Lev se afastou a passos largos, então olhou por cima do ombro. Os rapazes haviam se levantado com um pulo e Vyalov apertava alegremente a mão de todos. Olga, com ar culpado, apresentava os amigos ao pai. Quase havia sido apanhada. Cruzou olhares com Lev, fitando-o com uma expressão agradecida.
Lev retribuiu com uma piscadela e continuou andando.
A sala de estar de Ursula Dewar tinha alguns enfeites, cada qual precioso à sua maneira: um busto de mármore de Elie Nadelman, uma primeira edição da Bíblia de Genebra, uma rosa solitária em um vaso de vidro lapidado e um retrato emoldurado de seu avô, que abrira uma das primeiras lojas de departamentos dos Estados Unidos.
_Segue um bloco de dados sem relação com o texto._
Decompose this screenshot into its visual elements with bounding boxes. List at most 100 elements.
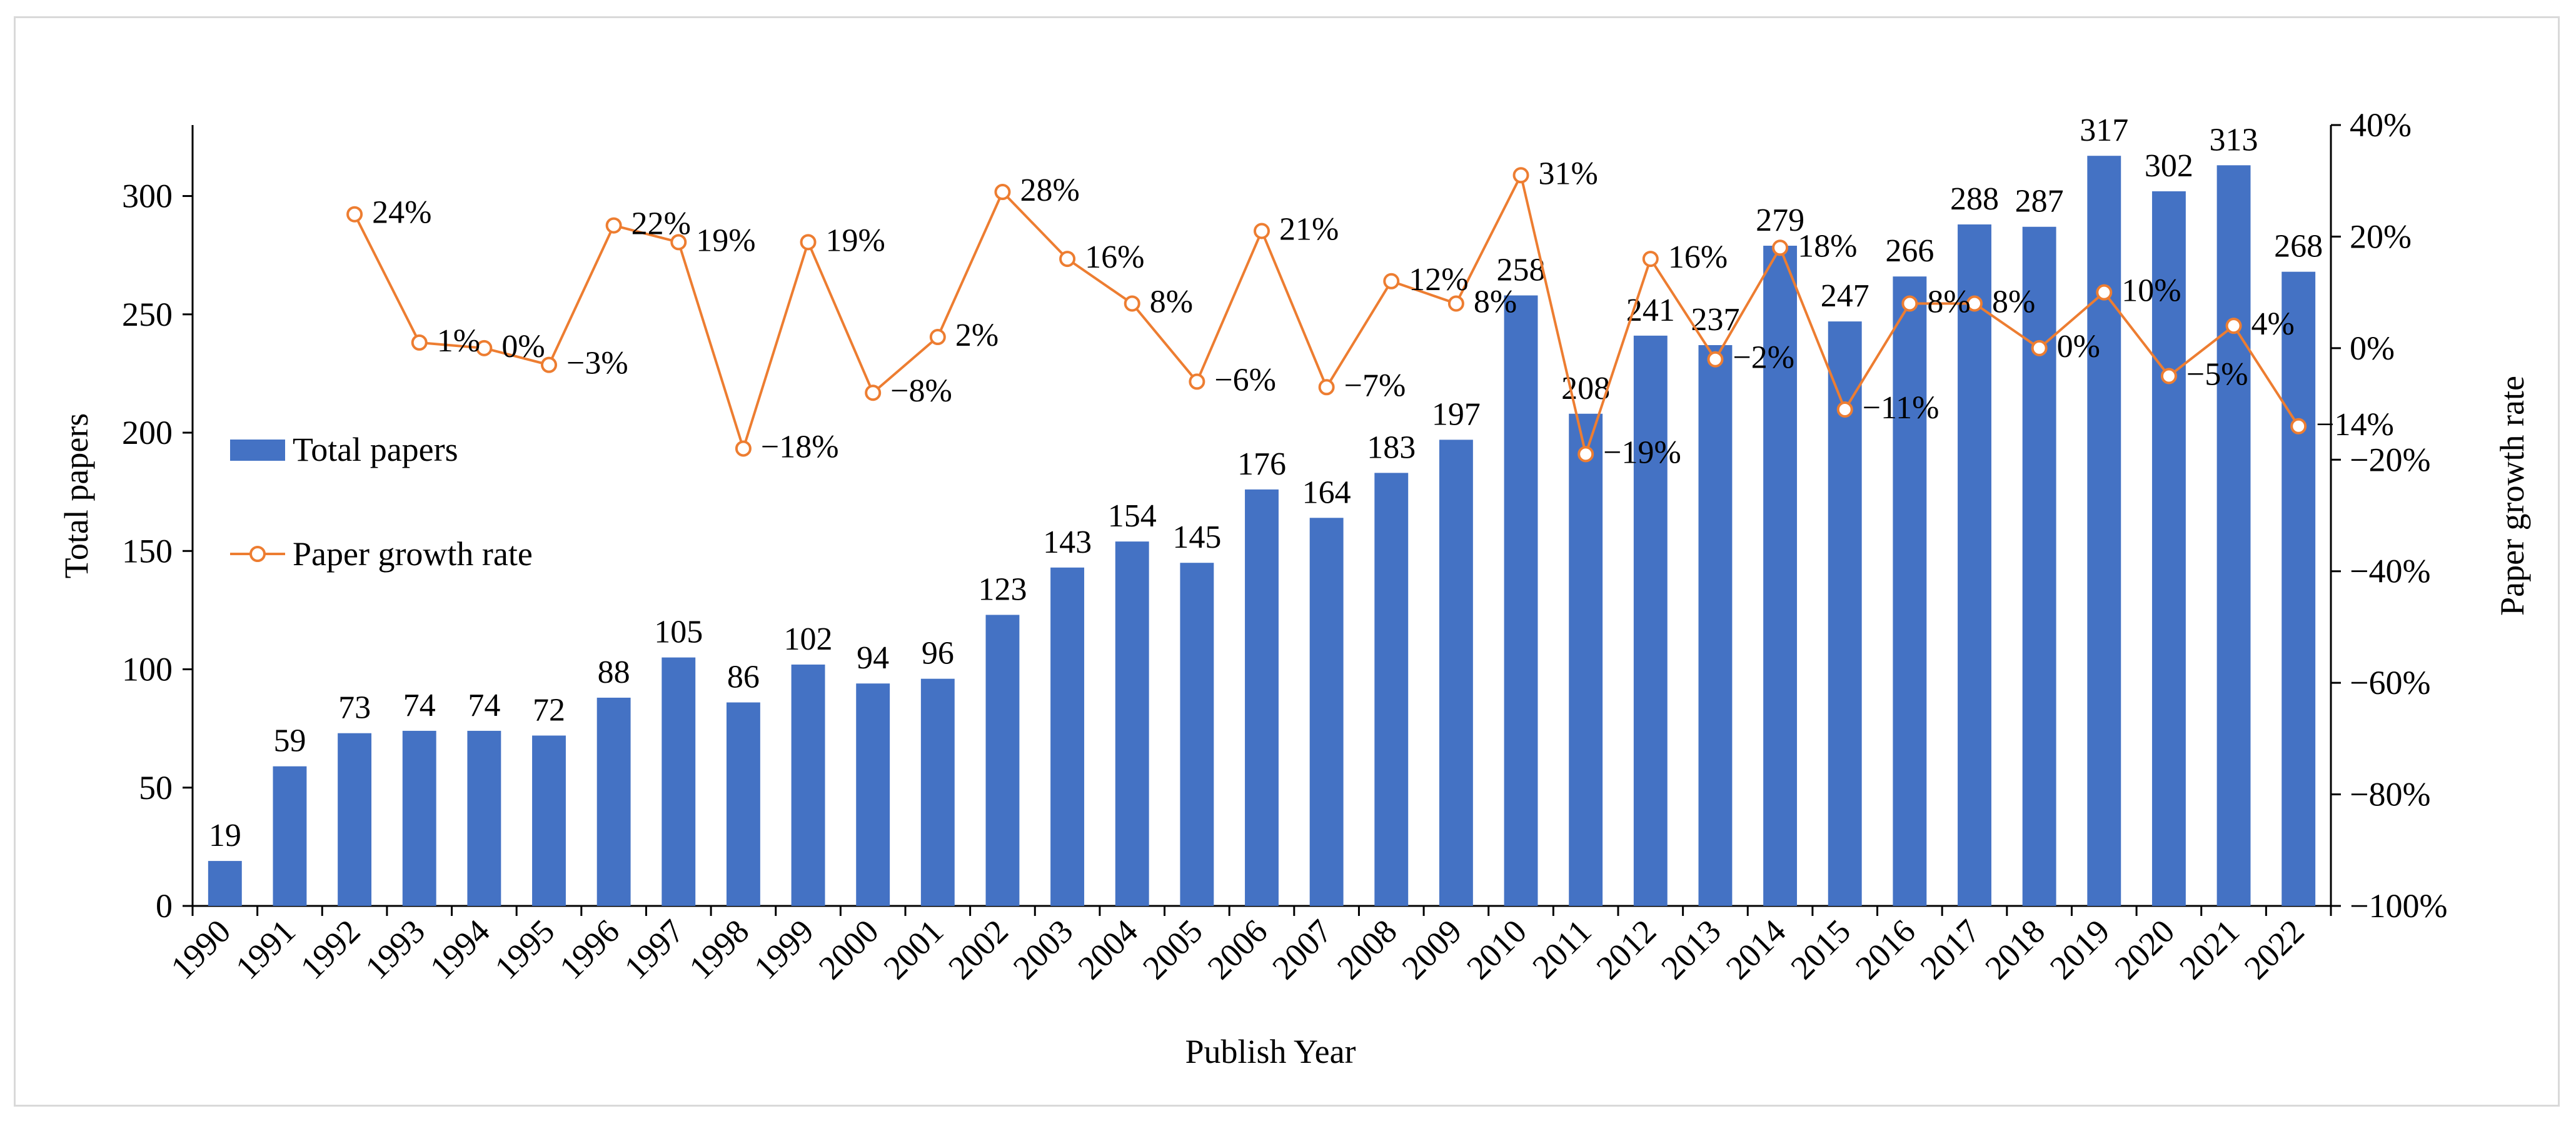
bar-2021 xyxy=(2216,165,2251,907)
growth-point-2016 xyxy=(1901,295,1918,312)
growth-label-2008: 12% xyxy=(1409,262,1468,298)
growth-label-2000: −8% xyxy=(890,373,952,409)
growth-point-2015 xyxy=(1836,401,1853,418)
growth-point-2008 xyxy=(1383,273,1400,289)
growth-point-2010 xyxy=(1512,167,1529,184)
growth-label-2011: −19% xyxy=(1603,435,1681,470)
growth-label-2003: 16% xyxy=(1085,239,1144,275)
growth-label-2004: 8% xyxy=(1150,284,1193,319)
growth-point-2014 xyxy=(1772,239,1789,256)
bar-label-2003: 143 xyxy=(1043,525,1092,560)
growth-point-2013 xyxy=(1707,351,1724,368)
bar-label-2004: 154 xyxy=(1108,498,1157,534)
growth-label-2007: −7% xyxy=(1344,368,1406,403)
bar-label-2021: 313 xyxy=(2210,122,2258,158)
bar-2015 xyxy=(1828,321,1862,906)
bar-series-total-papers xyxy=(208,156,2316,907)
bar-data-labels: 19 59 73 74 74 72 88 105 86 102 94 96 123 143 154 145 17… xyxy=(209,113,2323,853)
growth-point-2004 xyxy=(1124,295,1140,312)
bar-1997 xyxy=(662,657,696,906)
growth-label-2006: 21% xyxy=(1279,212,1339,248)
growth-label-2019: 10% xyxy=(2121,273,2181,309)
growth-point-2005 xyxy=(1189,373,1205,390)
growth-label-2001: 2% xyxy=(955,318,999,353)
bar-label-1992: 73 xyxy=(338,690,371,726)
growth-point-1995 xyxy=(541,356,557,373)
growth-point-2002 xyxy=(994,184,1011,201)
growth-point-1998 xyxy=(735,440,752,457)
growth-label-1998: −18% xyxy=(761,429,839,465)
bar-2016 xyxy=(1893,276,1927,906)
bar-2012 xyxy=(1633,335,1668,906)
y2-tick-label: −20% xyxy=(2350,441,2430,478)
y-tick-label: 300 xyxy=(122,178,173,215)
figure-border xyxy=(14,16,2560,1107)
bar-2019 xyxy=(2087,156,2121,907)
bar-1995 xyxy=(532,735,566,906)
line-series-paper-growth-rate xyxy=(346,167,2307,463)
bar-label-2010: 258 xyxy=(1497,253,1546,288)
x-axis-title: Publish Year xyxy=(1185,1033,1356,1070)
bar-1994 xyxy=(467,730,501,906)
bar-label-1991: 59 xyxy=(273,723,306,759)
growth-label-2005: −6% xyxy=(1214,362,1276,398)
bar-1996 xyxy=(596,697,631,906)
y-tick-label: 200 xyxy=(122,414,173,451)
y2-tick-label: −80% xyxy=(2350,776,2430,813)
bar-label-1997: 105 xyxy=(654,615,703,650)
bar-2001 xyxy=(920,678,955,906)
y-tick-label: 50 xyxy=(139,769,173,807)
bar-label-1990: 19 xyxy=(209,818,241,853)
bar-label-2020: 302 xyxy=(2145,148,2193,184)
bar-label-1999: 102 xyxy=(784,621,833,657)
bar-label-2007: 164 xyxy=(1302,475,1351,510)
y-tick-label: 0 xyxy=(156,887,173,925)
growth-point-2003 xyxy=(1059,251,1076,268)
bar-2020 xyxy=(2151,191,2186,906)
y-tick-label: 150 xyxy=(122,532,173,570)
bar-label-2006: 176 xyxy=(1237,446,1286,482)
growth-point-1994 xyxy=(476,339,493,356)
y2-tick-label: 20% xyxy=(2350,218,2412,255)
y2-tick-label: −40% xyxy=(2350,553,2430,590)
bar-1993 xyxy=(402,730,436,906)
bar-2017 xyxy=(1958,224,1991,906)
growth-point-2007 xyxy=(1318,379,1335,396)
bar-label-1996: 88 xyxy=(598,655,630,690)
growth-point-2001 xyxy=(929,329,946,346)
growth-label-1999: 19% xyxy=(826,223,885,258)
growth-point-1993 xyxy=(411,334,428,351)
bar-label-2014: 279 xyxy=(1756,203,1804,238)
bar-2007 xyxy=(1309,518,1344,906)
growth-label-2015: −11% xyxy=(1863,390,1940,426)
bar-label-1994: 74 xyxy=(468,688,500,723)
growth-point-1997 xyxy=(670,234,687,251)
y2-axis-title: Paper growth rate xyxy=(2493,376,2531,616)
bar-2009 xyxy=(1439,440,1473,906)
growth-point-2000 xyxy=(865,385,882,401)
growth-label-2016: 8% xyxy=(1927,284,1970,319)
growth-point-2006 xyxy=(1254,223,1270,239)
bar-label-2001: 96 xyxy=(922,636,954,671)
bar-1998 xyxy=(726,702,760,906)
bar-label-1995: 72 xyxy=(533,692,565,728)
bar-1999 xyxy=(791,664,825,906)
legend: Total papers Paper growth rate xyxy=(230,431,533,573)
growth-point-2011 xyxy=(1577,446,1594,463)
growth-label-2013: −2% xyxy=(1733,340,1794,376)
legend-swatch-total-papers xyxy=(230,440,285,461)
growth-label-2010: 31% xyxy=(1539,156,1598,191)
y2-tick-label: 40% xyxy=(2350,106,2412,144)
growth-point-2017 xyxy=(1966,295,1983,312)
bar-2008 xyxy=(1374,473,1409,906)
y2-tick-label: 0% xyxy=(2350,329,2395,367)
growth-label-2002: 28% xyxy=(1020,173,1079,208)
growth-point-2020 xyxy=(2160,368,2177,385)
growth-point-1996 xyxy=(605,217,622,234)
bar-2005 xyxy=(1180,563,1214,906)
growth-label-2018: 0% xyxy=(2057,329,2100,364)
growth-label-2009: 8% xyxy=(1474,284,1517,319)
growth-point-1992 xyxy=(346,206,363,223)
y-axis-title: Total papers xyxy=(58,413,95,579)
Quando Gus entrou na sala, às seis da tarde, ela estava sentada ali, com um vestido de noite de seda, lendo um romance chamado O bom soldado.
– Que tal o livro? – perguntou ele.
– Extraordinário, mas, paradoxalmente, ouvi dizer que o autor é um canalha da pior espécie.
Ele preparou-lhe um coquetel de uísque com angustura, bem do jeito que ela gostava, sem açúcar. Estava nervoso. Na minha idade, já não deveria ter medo da minha mãe, pensou. Mas ela podia ser extremamente mordaz. Entregou-lhe o drinque.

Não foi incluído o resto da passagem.